The improvement is attributable to the fact that Brown and his aggregation have been touring virtually non-stop for the last couple of years.
A veteran musician who dryly says he was surprised not to have become a big star at age 21 (“I just thought somebody’d come along and discover me, and they never did”), he worked in bands from the ’60s on, but never got anywhere. He says his primary musical vision was always his own kind of country, but he also worked in “rock ‘n’ roll dance bands and, like, the surf stuff, the Beach Boys, that kind of thing” and later “some of the blues stuff.”
One of the hallmarks of his playing today is that his melodies are spiced with fleeting bits from his work in those other genres, but for a long time he just hung on, seemingly going nowhere.

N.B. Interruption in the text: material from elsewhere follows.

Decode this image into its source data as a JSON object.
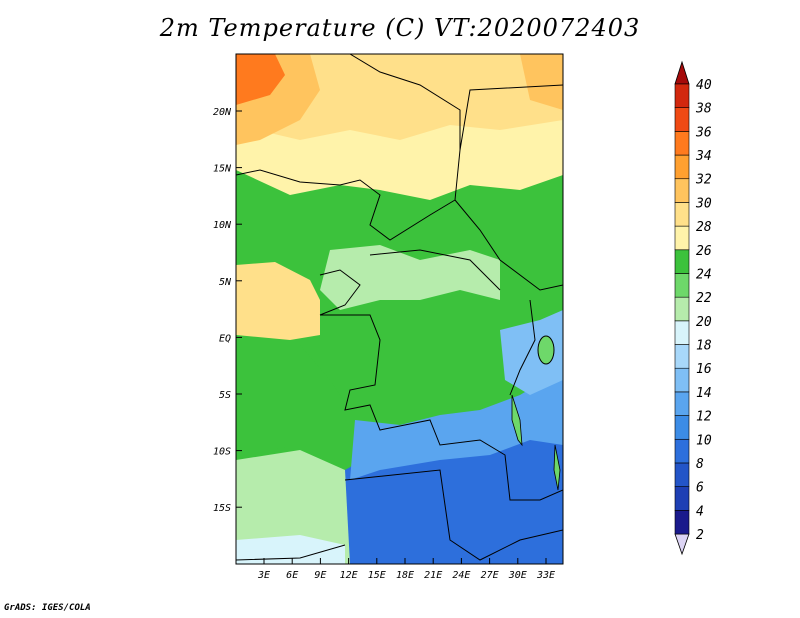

Circa 1987-88, he spent a year in Nashville. He characterizes it as “a real hard time” in a town that then boasted few serious performance venues.
“I didn’t have a tape to shop around, so I really had no business being there,” he says. “I was desperate for work and I remember I called every agent in the phone book, and that just wasn’t the way to do it. I had to find another way to get started.”
Like Willie Nelson and a number of other incipient stars before him, he left Nashville for Texas. In the profusion of nightclubs in Austin, he knew he could at least work. It turned out to be there, during the annual South By Southwest conference in 1992, that he played a showcase at Austin’s little Continental Club and blew the mind of booking agent Bobby Cudd, of the Nashville office of Monterey Artists.
“I heard about him, so I went to the Continental Club to see him,” Cudd remembers. “It was packed, and I squirmed my way up to about six people deep. He had a snarl on his lip and a twinkle in his eye, and I asked myself, `Is this guy messin’ with me?’ I was really awed. The guy was sincere and had attitude.
“I went out and found a second-hand copy of his homemade tape, `12 Shades of Brown,’ and listened to it in my car for about a month.”
Cudd then told executive Dick Whitehouse of Curb Records, and suddenly Brown was where he thought he’d be at 21. Now he says he’s on the road more than he’s home, working on another record and writing more songs.
Asked to explain his popularity with rock-loving audiences, he cooperatively tries.
“I surprise ’em, I guess,” he says. “I think they look at me before I start playing or something and think I’m an old honkytonk singer, but then I throw in some rock ideas and other things.
“But it’s still honkytonk, and I think people kind of like that rootsy thing. I think the rock ‘n’ roll crowd has always gone for that. That’s why all this big rockabilly craze: because they’re looking for the roots of things.”